野口英世の金銭感覚は、研究への情熱とは対照的に、非常に豪快でした。故郷・福島で医師を目指して上京した頃から、その片鱗は見られます。学費が足りなくなると知人や恩師に借金を申し込み、その金で遊郭に入り浸ったり、友人におごったりすることもあったようです。

特に有名なのは、渡米資金を巡るエピソードです。アメリカでの研究機会を得た彼は、その渡航費や留学費用を工面するために、多くの人々に借金を重ねました。当時の金額で数千円、現在の価値に換算すると数千万円にも匹敵すると言われる莫大な借金だったといいます。この借金は、彼の人生を通じてついて回るものとなりました。

なぜ、偉大な学者は借金まみれだったのか

なぜ、あれほどの才能と努力を持った人物が、これほどまでにお金に無頓着だったのでしょうか。その理由としては、いくつかの側面が考えられます。

まず、彼の楽観的で豪放磊落な性格が挙げられます。細かいことにこだわらず、「なんとかなる」という強い信念(あるいは思い込み)で突き進むタイプだったのでしょう。研究に没頭するあまり、生活費や借金の返済計画といった現実的な問題に目が向かなかったのかもしれません。

また、野口英世は友情に厚い人物でもありました。友人や知人に惜しみなくお金を使うことも多く、頼みごとをされると断れないところがあったようです。これも借金が増える一因となったと考えられます。

さらに、彼の「金銭感覚の欠如」は、貧困の中で育った反動や、お金を得た時の喜びをすぐに消費する癖から来ているという見方もあります。苦労して得たお金も、手元にあるとすぐに使い切ってしまう。研究費が入っても、すぐに遊興費や交際費で消えてしまう、そんな繰り返しだったようです。

それでも彼が周囲に愛された理由

借金まみれでだらしない一面もあった野口英世ですが、それでも彼は多くの人々に支えられ、愛されました。その最大の理由は、彼の並外れた才能と、研究にかける純粋で情熱的な姿勢、そして何よりも人を惹きつける人間的魅力だったと言えるでしょう。
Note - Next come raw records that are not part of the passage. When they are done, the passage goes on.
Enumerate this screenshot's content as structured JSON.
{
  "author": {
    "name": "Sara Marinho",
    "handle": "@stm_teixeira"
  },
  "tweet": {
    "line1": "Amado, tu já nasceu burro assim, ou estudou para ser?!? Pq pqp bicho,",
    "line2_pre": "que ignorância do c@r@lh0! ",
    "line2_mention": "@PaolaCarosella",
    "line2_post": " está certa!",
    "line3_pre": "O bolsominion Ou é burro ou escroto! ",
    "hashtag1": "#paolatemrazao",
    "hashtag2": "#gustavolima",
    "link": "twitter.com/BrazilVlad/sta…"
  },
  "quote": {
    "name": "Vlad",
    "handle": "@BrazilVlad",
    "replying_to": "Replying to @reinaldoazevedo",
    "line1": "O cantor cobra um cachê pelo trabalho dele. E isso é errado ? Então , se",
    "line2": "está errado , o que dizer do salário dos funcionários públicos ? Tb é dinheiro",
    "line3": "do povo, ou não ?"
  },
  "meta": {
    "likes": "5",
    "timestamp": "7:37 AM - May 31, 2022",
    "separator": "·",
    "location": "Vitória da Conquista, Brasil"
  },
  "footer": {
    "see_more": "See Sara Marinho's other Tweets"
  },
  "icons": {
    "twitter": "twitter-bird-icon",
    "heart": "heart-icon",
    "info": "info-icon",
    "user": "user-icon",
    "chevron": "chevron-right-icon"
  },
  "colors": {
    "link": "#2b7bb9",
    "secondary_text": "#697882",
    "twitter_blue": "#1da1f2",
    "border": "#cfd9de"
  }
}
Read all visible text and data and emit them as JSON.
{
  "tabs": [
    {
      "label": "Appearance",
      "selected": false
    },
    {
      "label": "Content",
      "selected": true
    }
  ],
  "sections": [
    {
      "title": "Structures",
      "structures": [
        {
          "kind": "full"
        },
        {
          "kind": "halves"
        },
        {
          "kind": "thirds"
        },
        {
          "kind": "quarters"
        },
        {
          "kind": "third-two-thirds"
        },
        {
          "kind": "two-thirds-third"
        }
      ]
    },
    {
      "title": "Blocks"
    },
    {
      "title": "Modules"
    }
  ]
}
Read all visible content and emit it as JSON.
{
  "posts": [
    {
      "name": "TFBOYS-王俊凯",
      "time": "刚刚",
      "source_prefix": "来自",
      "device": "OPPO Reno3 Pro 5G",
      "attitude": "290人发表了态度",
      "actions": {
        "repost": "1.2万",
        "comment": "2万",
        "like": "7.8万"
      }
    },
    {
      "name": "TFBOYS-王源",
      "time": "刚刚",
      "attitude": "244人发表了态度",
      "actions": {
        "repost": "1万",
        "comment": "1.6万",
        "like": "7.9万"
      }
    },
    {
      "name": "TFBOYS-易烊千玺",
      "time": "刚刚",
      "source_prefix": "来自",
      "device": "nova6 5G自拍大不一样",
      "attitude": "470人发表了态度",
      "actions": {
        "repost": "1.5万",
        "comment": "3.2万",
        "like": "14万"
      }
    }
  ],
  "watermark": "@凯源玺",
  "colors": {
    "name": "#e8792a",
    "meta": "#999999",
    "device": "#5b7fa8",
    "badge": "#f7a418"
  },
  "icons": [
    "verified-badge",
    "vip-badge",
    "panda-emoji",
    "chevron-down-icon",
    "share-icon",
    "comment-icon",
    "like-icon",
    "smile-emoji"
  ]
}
お金にはルーズでも、研究の話になると目の色を変え、周囲を圧倒する熱意を見せる。困難に立ち向かう不屈の精神力。そうした輝きが、彼の金銭的な欠点を補ってあまりあったのでしょう。彼に金を貸した人々も、単なる浪費家ではなく、その才能と将来性、そして何より野口英世という人間そのものに賭けていたのかもしれません。

不完全さも魅力のうち

野口英世の借金まみれのエピソードは、教科書的な「偉人」のイメージからはかけ離れているかもしれません。しかし、完璧ではない、こうした人間臭い一面を知ることで、私たちは野口英世という人物をより身近に感じることができます。

豪快にお金を使い、周囲に迷惑をかけることもあった。それでも、研究への情熱と人間的魅力で人々を惹きつけ、偉業を成し遂げた。野口英世の知られざる金銭事情は、彼の不完全さも含めて、私たちに多くの示唆を与えてくれる物語と言えるのではないでしょうか。